Find $(m,n$ )

For $n \ge 1$ let $\displaystyle S_{n} = \sum_{k=1}^{n} n!$ . Then $S_{1} = 1 = 1^{2}, S_{2} = 3, S_{3} = 9 = 3^{2}, S_{4} = 33, S_{5} = 153, ....$ . Thus far we can then identify $(m,n) = (1,1)$ and $(3,3)$ as solutions.

Now for $n \ge 5$ we have that $n! \equiv 0 \pmod{10}$ , so since $S_{4} \equiv 3 \pmod{10}$ we know that $S_{n} \equiv 3 \pmod{10}$ for $n \ge 4$ . But no perfect square is equivalent to $3$ modulo $10$ , so we will not find any valid solutions for $n \gt 3$ , and thus there are just $\boxed{2}$ valid solutions, namely $(1,1)$ and $(3,3)$ .

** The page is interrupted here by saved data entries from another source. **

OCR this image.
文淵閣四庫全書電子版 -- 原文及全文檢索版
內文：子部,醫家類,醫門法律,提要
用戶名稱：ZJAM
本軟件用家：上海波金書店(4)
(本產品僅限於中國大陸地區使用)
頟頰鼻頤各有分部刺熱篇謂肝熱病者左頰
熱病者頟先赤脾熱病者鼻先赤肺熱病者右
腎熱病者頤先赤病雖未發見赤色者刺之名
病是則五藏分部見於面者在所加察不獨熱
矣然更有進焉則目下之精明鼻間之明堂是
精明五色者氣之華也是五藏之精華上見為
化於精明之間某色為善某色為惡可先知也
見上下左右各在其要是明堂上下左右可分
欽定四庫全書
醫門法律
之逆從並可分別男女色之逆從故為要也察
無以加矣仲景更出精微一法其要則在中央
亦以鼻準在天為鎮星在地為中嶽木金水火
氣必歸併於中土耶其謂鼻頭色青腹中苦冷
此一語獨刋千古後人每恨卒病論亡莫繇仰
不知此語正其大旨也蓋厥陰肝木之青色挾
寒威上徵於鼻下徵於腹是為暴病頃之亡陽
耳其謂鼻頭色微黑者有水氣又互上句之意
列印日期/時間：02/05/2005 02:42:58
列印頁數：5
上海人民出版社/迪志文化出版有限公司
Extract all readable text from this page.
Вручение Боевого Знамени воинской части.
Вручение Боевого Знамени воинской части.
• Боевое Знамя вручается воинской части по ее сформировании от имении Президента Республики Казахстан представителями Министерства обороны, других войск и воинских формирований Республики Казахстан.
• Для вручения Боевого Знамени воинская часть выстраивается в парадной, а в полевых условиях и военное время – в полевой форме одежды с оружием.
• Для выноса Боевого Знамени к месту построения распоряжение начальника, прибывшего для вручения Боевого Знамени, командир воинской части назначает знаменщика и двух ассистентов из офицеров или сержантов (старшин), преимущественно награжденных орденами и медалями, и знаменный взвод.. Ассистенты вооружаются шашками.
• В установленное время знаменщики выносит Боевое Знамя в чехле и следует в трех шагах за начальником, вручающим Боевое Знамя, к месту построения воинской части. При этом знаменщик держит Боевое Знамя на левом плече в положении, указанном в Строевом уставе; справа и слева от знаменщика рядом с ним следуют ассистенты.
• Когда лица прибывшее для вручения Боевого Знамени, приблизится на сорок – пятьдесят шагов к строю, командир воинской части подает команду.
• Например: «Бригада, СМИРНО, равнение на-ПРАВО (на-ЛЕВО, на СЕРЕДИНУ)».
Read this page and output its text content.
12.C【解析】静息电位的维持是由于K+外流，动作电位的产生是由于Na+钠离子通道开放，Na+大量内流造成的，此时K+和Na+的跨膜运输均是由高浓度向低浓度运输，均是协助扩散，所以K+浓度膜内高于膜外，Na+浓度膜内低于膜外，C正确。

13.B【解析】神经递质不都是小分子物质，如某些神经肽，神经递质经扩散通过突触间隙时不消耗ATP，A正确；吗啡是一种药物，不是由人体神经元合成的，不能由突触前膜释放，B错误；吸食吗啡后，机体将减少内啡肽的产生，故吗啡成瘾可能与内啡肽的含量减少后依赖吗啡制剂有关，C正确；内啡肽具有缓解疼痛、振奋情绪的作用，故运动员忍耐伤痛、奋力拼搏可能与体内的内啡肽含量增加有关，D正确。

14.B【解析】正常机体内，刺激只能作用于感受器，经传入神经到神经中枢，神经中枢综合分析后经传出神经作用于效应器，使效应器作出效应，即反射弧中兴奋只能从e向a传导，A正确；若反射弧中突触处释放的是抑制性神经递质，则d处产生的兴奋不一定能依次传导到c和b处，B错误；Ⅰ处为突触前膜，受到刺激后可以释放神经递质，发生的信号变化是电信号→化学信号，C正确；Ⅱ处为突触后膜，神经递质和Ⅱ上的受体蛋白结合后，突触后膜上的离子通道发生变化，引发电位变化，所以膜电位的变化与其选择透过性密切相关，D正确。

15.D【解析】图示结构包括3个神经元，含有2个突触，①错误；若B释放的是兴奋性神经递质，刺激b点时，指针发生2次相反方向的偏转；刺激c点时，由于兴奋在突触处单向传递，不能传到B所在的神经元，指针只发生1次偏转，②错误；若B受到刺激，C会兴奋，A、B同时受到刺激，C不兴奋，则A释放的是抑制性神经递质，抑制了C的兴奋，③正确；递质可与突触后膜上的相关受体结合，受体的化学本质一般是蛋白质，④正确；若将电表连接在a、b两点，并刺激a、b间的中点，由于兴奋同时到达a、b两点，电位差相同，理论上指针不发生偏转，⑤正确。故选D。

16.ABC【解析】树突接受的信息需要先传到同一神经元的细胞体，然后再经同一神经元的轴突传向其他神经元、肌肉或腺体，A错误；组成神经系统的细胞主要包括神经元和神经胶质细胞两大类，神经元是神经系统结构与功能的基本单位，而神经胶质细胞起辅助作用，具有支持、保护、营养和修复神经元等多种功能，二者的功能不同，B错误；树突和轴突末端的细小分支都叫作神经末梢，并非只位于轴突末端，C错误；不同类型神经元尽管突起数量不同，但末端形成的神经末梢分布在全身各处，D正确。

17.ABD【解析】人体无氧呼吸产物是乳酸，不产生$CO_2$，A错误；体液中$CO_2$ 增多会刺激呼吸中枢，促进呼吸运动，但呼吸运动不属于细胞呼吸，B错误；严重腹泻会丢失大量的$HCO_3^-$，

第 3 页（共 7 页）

Hint: $(1,1)\ \text{and} \ (3,3)$

A square must end in the digit $0,1,4,5,6, or 9.$ If $n ≥ 4,$ then $1!+2!+···+n!$ ends in the digit $3$ , so cannot be a square. A simple check for the remaining cases reveals that the only solutions are (1, 1) and (3, 3).